Sa thèse, La preuve en droit des systèmes d'intelligence artificielle, aborde une question fondamentale : comment garantir que les systèmes d'intelligence artificielle (IA) respectent les exigences de nos systèmes juridiques, alors que le droit formule souvent ses obligations en termes vagues et que les systèmes d'IA, eux, fonctionnent selon une logique quantitative précise ? Pour y répondre, Ronan Pons propose d'examiner le rôle que la preuve juridique joue au sein du droit des systèmes d'IA.
La thèse a été réalisée en cotutelle et dirigée conjointement par la professeure Céline Castets-Renard, titulaire de la Chaire de recherche du Canada en droit international et comparé de l'intelligence artificielle et professeure titulaire à la Section de droit civil, et par Jessica Eynard, maîtresse de conférences à l'Université Toulouse 1 Capitole.

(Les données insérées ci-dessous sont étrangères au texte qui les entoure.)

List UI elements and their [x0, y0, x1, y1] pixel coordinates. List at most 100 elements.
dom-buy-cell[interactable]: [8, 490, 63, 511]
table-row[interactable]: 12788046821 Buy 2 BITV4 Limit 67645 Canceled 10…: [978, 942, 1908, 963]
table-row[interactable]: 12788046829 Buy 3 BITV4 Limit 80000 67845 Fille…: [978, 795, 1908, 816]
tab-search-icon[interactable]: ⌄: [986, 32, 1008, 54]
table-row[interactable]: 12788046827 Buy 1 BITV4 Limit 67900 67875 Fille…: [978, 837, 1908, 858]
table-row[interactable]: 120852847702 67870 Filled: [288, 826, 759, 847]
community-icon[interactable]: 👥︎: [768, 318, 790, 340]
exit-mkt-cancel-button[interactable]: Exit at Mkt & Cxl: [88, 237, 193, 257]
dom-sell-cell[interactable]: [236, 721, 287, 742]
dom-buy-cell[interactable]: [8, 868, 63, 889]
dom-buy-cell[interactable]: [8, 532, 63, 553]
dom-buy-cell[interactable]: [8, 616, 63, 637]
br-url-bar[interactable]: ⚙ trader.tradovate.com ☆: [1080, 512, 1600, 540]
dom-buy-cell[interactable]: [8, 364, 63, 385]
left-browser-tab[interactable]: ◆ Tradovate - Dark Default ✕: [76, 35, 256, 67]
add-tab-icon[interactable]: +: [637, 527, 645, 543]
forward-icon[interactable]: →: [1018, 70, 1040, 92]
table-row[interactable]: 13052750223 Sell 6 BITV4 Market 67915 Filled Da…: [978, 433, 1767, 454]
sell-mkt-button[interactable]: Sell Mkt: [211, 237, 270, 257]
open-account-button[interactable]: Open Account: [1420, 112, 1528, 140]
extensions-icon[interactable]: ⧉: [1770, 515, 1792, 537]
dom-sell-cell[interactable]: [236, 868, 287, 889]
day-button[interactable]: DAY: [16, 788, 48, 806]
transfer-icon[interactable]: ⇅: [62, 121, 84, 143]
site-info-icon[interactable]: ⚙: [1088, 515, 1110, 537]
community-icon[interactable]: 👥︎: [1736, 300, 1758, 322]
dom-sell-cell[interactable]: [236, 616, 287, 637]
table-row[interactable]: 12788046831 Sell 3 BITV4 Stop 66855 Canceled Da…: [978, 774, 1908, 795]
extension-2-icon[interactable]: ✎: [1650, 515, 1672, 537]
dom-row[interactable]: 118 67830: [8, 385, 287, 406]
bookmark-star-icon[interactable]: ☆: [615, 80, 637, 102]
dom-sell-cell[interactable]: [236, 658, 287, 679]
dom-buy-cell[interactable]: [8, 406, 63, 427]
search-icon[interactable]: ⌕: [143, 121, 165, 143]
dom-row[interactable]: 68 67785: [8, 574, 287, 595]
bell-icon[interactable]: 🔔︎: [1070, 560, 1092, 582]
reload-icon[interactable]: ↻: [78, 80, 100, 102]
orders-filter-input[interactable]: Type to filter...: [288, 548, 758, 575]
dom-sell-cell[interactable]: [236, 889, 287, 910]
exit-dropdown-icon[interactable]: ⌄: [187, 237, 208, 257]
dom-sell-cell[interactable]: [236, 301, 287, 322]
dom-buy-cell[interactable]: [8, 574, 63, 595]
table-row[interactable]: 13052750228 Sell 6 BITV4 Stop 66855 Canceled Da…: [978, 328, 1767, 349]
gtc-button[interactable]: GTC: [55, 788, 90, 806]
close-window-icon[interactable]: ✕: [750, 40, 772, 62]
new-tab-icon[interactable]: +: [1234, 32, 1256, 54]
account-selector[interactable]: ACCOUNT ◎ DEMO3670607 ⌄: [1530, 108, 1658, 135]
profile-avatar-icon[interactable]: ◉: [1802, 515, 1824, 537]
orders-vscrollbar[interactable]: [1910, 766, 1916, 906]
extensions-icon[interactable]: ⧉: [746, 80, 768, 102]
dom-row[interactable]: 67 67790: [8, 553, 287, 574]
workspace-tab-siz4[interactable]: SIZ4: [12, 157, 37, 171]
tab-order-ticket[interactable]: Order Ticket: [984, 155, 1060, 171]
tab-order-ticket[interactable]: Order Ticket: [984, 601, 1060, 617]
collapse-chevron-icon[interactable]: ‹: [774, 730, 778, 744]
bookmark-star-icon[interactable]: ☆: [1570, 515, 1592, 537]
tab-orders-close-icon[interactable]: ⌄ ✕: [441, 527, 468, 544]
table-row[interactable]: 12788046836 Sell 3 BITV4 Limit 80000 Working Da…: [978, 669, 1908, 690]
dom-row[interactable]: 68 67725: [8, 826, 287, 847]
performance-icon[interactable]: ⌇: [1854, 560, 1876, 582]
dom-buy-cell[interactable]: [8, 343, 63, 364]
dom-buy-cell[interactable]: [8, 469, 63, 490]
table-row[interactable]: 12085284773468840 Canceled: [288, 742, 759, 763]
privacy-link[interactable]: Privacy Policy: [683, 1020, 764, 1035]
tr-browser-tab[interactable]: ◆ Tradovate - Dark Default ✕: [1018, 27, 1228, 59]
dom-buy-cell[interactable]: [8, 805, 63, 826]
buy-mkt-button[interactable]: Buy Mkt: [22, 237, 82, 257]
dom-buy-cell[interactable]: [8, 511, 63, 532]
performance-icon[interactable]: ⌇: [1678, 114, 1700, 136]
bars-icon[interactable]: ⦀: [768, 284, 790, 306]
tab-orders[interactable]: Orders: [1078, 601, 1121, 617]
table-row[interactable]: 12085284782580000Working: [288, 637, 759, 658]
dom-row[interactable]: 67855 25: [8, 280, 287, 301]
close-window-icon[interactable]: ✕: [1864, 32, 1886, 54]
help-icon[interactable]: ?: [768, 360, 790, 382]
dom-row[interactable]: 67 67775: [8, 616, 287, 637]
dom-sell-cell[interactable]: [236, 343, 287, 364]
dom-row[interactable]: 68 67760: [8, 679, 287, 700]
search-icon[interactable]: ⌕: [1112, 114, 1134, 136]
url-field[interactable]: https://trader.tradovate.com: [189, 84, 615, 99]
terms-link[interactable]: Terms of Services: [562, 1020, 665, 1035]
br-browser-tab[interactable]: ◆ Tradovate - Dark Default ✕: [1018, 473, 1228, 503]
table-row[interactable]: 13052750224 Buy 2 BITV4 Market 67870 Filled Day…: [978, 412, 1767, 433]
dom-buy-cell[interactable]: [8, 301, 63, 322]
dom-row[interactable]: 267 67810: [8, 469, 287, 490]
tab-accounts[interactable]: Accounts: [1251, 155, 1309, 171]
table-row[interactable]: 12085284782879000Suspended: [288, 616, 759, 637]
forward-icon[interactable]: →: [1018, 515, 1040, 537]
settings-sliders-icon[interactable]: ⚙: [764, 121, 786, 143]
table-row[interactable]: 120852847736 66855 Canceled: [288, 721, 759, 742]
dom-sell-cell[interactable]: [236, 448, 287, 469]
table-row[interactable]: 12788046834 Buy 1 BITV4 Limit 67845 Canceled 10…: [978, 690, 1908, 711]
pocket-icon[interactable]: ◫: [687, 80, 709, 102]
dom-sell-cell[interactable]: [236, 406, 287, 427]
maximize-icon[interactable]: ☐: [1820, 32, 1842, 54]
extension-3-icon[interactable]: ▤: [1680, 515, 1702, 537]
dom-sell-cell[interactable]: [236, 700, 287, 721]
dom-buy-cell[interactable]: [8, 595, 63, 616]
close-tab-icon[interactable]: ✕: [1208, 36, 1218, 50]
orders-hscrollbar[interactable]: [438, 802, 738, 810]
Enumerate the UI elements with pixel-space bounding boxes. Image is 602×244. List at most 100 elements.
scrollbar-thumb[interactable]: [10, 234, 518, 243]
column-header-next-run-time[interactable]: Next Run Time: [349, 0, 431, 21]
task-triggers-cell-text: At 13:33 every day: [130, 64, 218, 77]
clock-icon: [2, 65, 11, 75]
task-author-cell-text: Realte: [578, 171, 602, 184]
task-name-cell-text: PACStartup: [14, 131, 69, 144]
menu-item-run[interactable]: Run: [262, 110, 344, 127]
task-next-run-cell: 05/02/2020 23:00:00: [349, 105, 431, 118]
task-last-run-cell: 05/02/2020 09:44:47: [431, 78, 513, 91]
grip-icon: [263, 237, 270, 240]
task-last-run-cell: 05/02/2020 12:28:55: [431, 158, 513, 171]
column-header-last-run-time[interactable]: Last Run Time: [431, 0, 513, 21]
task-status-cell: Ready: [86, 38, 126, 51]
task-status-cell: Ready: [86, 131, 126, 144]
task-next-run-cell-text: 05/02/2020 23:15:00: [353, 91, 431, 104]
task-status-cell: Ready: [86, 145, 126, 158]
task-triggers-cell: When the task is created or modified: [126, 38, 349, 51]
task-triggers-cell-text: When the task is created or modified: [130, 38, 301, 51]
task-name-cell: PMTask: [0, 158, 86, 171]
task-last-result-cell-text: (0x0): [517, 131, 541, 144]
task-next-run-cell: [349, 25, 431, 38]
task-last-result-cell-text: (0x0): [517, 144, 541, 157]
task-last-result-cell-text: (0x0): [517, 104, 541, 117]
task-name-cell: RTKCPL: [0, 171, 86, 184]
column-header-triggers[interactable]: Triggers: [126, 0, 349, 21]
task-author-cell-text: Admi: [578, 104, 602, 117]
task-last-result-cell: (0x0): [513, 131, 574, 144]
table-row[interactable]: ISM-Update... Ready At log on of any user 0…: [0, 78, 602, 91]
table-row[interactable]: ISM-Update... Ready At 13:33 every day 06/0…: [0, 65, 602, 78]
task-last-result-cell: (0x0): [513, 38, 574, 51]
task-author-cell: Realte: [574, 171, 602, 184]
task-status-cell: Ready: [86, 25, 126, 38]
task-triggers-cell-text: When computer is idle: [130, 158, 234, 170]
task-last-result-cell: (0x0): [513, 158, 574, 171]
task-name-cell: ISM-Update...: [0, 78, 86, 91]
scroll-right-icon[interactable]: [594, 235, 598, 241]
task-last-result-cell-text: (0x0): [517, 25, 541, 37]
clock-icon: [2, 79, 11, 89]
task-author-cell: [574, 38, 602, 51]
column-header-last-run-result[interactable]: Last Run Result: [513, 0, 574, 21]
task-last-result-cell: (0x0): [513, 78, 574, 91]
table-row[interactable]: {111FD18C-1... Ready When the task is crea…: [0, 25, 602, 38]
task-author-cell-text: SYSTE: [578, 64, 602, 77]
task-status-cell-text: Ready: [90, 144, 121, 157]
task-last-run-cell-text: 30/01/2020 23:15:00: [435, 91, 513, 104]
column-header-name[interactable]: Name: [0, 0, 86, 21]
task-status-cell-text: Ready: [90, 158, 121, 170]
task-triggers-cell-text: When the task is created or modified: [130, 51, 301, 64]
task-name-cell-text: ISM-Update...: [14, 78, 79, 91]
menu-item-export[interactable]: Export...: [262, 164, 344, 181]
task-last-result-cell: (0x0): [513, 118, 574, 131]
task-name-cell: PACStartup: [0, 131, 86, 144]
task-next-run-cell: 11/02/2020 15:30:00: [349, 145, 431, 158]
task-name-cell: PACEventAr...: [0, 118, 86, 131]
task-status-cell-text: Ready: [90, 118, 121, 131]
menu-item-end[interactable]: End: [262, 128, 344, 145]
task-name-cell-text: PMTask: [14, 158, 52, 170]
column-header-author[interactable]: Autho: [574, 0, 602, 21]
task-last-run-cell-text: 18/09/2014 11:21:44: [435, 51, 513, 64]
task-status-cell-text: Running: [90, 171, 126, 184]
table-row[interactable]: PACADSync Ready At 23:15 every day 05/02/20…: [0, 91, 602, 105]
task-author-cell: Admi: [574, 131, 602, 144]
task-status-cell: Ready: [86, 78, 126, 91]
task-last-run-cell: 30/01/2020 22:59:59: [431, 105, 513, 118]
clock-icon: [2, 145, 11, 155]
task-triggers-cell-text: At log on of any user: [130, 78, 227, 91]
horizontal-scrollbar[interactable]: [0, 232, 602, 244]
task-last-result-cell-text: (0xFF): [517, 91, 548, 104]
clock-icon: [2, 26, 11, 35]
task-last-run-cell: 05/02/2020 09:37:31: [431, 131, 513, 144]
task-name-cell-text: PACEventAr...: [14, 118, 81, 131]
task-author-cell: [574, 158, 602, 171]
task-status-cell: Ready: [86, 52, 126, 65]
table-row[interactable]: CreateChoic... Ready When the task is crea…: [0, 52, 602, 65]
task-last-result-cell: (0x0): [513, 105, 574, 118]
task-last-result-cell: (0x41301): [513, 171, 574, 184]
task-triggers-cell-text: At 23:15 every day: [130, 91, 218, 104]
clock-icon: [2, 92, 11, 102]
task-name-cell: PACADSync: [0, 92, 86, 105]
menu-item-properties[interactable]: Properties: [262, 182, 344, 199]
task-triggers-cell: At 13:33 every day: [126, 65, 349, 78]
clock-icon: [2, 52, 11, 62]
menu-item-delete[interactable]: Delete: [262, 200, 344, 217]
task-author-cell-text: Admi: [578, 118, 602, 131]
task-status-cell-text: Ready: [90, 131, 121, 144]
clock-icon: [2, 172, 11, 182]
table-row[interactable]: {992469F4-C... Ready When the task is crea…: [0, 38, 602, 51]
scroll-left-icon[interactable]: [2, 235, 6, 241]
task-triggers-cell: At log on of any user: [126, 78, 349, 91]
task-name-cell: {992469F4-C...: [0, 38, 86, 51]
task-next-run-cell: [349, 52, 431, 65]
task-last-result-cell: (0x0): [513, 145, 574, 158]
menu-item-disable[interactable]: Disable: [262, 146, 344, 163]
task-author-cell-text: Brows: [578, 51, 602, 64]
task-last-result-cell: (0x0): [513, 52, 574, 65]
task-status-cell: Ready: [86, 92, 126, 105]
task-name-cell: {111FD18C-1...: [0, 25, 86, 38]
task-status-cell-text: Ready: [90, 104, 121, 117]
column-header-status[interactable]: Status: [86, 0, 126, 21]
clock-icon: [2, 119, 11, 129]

Pour ses travaux, Ronan Pons a également reçu la Médaille du Barreau de Paris 2024, qui récompense la meilleure thèse de doctorat en droit rédigée en français à la Faculté de droit.
Titulaire d'une licence en droit privé et d'un master en droit du numérique de l'Université de Toulouse, Ronan Pons s'intéresse depuis le début de son parcours aux enjeux juridiques du numérique, notamment à la protection des individus contre la discrimination algorithmique.
Nous félicitons Ronan Pons pour cet accomplissement et nous réjouissons de voir ses travaux reconnus par la communauté académique.